5 Introduction to Simulation

Simulation involves using a probability model to artificially recreate a random phenomenon, many times, usually using a computer.
Given a probability model, we can simulate outcomes, occurrences of events, and values of random variables, according to the specifications of the probability measure which reflects the model assumptions.
In general, a simulation involves the following steps.
1. Set up. Define a probability space, and related random variables and events.
2. Simulate. Simulate — according to the assumptions reflected in the probability measure — outcomes, occurrences of events, and values of random variables.
3. Summarize. Summarize simulation output in plots and summary statistics (relative frequencies, averages, standard deviations, correlations, etc) to describe and approximate probabilities, distributions, and related characteristics.
4. Sensitivity analysis. Investigate how results respond to changes in the assumptions or parameters of the simulation.
Many random phenomena can be concretely represented in terms of “box models” and “spinners”.

Example 5.1

Let $X$ be the sum of two rolls of a fair four-sided die, and let $Y$ be the larger of the two rolls (or the common value if a tie). Set up a “box model” and explain how you would use it to simulate a single realization of $(X, Y)$. Could you use a spinner instead?

Example 5.2

Consider the matching problem with $n=4$. Label the objects 1, 2, 3, 4, and the spots 1, 2, 3, 4, with spot 1 the correct spot for object 1, etc. Let $X$ be the number of rocks that are placed in the correct spot, and let $C$ be the event that at least one rock is placed in the correct spot. Describe how you would use a box model to simulate a single realization of $Y$ and of $C$. Could you use a spinner instead?
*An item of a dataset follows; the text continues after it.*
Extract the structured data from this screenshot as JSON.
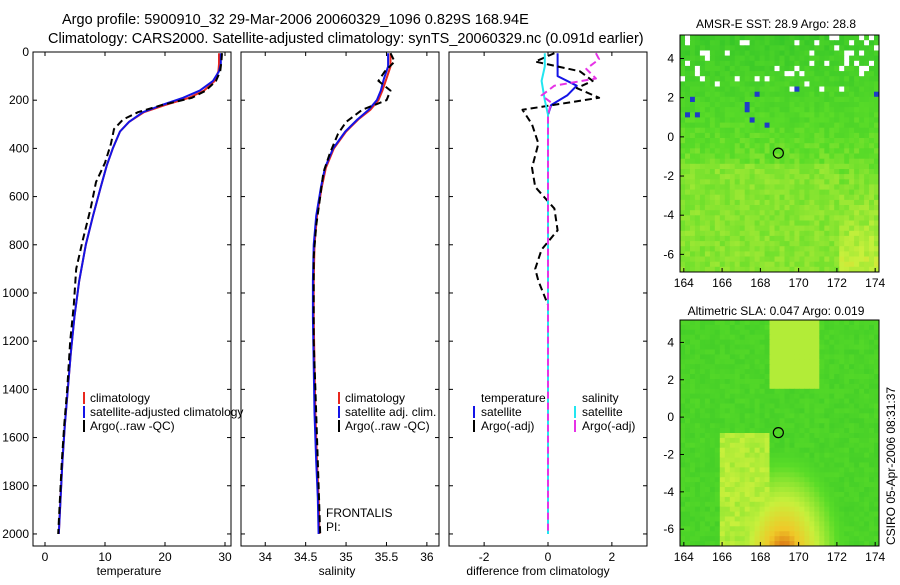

Example 5.3 Consider a version of the meeting problem where Regina and Cady will definitely arrive between noon and 1, but their exact arrival times are uncertain. Rather than dealing with clock time, it is helpful to represent noon as time 0 and measure time as minutes after noon, so that arrival times take values in the continuous interval [0, 60].

Explain how you would construct a spinner and use it to simulate an outcome. Why could we not simulate this situation with a box model?

Example 5.4

In the meeting problem, how could you construct a circular spinner to represent that they are more likely to arrive near 12:30 and less likely to arrive near 12:00 or 1:00? Imagine the spinner needle is still equally likely to point at any value on the circular axis.
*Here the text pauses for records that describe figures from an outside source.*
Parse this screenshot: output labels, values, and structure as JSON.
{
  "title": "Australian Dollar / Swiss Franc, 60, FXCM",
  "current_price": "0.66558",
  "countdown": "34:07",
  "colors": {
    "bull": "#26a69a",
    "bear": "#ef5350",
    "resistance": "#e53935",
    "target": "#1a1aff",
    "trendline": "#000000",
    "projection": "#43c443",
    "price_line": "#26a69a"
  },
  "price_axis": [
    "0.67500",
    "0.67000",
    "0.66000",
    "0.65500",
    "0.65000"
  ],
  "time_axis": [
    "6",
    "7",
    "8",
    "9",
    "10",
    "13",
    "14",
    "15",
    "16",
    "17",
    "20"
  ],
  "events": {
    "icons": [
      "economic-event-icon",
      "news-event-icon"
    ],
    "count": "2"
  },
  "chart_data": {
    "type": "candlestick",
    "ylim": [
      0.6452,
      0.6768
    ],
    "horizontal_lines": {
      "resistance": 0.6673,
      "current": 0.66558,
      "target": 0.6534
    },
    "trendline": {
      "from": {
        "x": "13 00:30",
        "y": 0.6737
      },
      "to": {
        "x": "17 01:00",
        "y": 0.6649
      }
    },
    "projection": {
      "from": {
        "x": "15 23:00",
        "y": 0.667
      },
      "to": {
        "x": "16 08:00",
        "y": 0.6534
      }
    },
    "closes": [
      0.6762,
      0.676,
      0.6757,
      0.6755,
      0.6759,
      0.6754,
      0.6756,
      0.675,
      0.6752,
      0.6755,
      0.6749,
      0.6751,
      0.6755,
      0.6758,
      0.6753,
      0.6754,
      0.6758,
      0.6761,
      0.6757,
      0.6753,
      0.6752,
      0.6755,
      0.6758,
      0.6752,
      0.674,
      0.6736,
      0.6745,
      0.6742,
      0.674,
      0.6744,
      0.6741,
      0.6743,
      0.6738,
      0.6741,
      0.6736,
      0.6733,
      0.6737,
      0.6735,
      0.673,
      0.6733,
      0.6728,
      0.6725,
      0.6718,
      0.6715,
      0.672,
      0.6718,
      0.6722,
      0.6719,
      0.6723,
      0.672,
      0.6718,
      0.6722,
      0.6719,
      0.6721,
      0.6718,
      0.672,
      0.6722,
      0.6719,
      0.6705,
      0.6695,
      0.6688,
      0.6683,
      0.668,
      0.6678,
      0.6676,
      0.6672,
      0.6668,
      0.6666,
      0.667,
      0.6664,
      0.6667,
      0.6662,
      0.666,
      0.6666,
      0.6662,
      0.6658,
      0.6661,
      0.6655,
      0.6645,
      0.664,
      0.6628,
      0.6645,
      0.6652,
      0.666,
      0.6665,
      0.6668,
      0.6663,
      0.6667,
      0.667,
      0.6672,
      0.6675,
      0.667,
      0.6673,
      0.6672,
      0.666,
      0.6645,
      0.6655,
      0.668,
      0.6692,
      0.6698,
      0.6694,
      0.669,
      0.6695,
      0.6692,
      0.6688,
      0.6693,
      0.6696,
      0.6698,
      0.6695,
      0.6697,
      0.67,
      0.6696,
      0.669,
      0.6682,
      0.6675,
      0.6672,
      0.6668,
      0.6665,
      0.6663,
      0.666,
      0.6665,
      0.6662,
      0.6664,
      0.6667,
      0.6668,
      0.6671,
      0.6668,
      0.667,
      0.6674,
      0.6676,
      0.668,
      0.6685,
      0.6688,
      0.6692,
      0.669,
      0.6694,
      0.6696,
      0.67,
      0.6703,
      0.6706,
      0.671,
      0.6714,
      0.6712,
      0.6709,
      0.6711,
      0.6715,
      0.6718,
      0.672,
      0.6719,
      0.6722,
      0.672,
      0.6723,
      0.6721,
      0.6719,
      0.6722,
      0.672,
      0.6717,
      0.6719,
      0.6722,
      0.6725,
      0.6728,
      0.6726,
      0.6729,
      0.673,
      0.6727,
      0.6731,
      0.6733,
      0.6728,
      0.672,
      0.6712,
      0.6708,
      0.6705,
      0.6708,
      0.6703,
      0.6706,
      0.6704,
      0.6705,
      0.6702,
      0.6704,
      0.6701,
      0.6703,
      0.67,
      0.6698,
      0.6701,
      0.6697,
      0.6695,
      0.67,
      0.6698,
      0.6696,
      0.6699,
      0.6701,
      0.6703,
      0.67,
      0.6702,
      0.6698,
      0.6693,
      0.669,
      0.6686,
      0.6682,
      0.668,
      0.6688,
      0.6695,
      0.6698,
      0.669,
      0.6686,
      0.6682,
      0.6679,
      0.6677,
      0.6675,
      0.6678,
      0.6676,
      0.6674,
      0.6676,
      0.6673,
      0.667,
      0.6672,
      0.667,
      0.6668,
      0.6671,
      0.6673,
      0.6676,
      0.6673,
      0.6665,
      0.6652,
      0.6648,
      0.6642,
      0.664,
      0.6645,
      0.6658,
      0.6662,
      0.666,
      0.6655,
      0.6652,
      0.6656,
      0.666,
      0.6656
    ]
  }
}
The probability of event $A$ can be approximated by simulating, according to the assumptions corresponding to the probability measure $\text{P}$, the random phenomenon a large number of times and computing the relative frequency of $A$.

\[ {\small \text{P}(A) \approx \frac{\text{number of repetitions on which $A$ occurs}}{\text{number of repetitions}}, \quad \text{for a large number of $\text{P}$-repetitions} } \]

Example 5.5

Use a four-sided die (or a box or a spinner) and perform by hand 10 repetitions of the simulation in Example Example 5.1. (Yes, really do it.) For each repetition, record the results of the first and second rolls (or draws or spins) and the values of $X$ and $Y$. Based only on the results of your simulation, how would you approximate the following? (Don’t worry if the approximations are any good yet.)

$\text{P}(A)$, where $A$ is the event that the first roll is 3.
$\text{P}(X=6)$
$\text{P}(X \ge 6)$
$\text{P}(Y = 3)$
$\text{P}(Y \ge 3)$
$\text{P}(X=6, Y=3)$
$\text{P}(X\ge6, Y \ge 3)$
Construct a table of the simulated relative frequencies of each possible value $x$ of $X$.
Construct a table of the simulated relative frequencies of each possible value $(x, y)$ pair of $(X, y)$.
Will the results above tend to produce good estimates of the corresponding theoretical values? Why? If not, how could we improve the estimates?

In practice, many repetitions of a simulation are performed on a computer to approximate what happens in the “long run”.
However, we often start by carrying out a few repetitions, (1) by hand to help make the process more concrete, or (2) by computer to check that our code is working correctly

Example 5.6

Recall the meeting problem. Describe in detail how, in principle, you could conduct by hand a simulation and use the results to approximate the probability that Regina and Cady arrive with 15 minutes of each other for the following two models. (See Sections 2.4.2 and 2.5.1 of the textbook.)

Uniform(0, 60), independent arrivals model
Normal(30, 10), independent arrivals model

A probability is a theoretical long run relative frequency.
A probability can be approximated by a relative frequency from a large number of simulated repetitions, but there is some simulation margin of error, due to natural variability in the simulation.
The margin of error when approximating a single probability based on a simulated relative frequency is roughly on the order $1/\sqrt{N}$, where $N$ is the number of independently simulated values used to calculate the relative frequency.
Use a margin of error of $2/\sqrt{N}$ when approximating many probabilities based on a single simulation.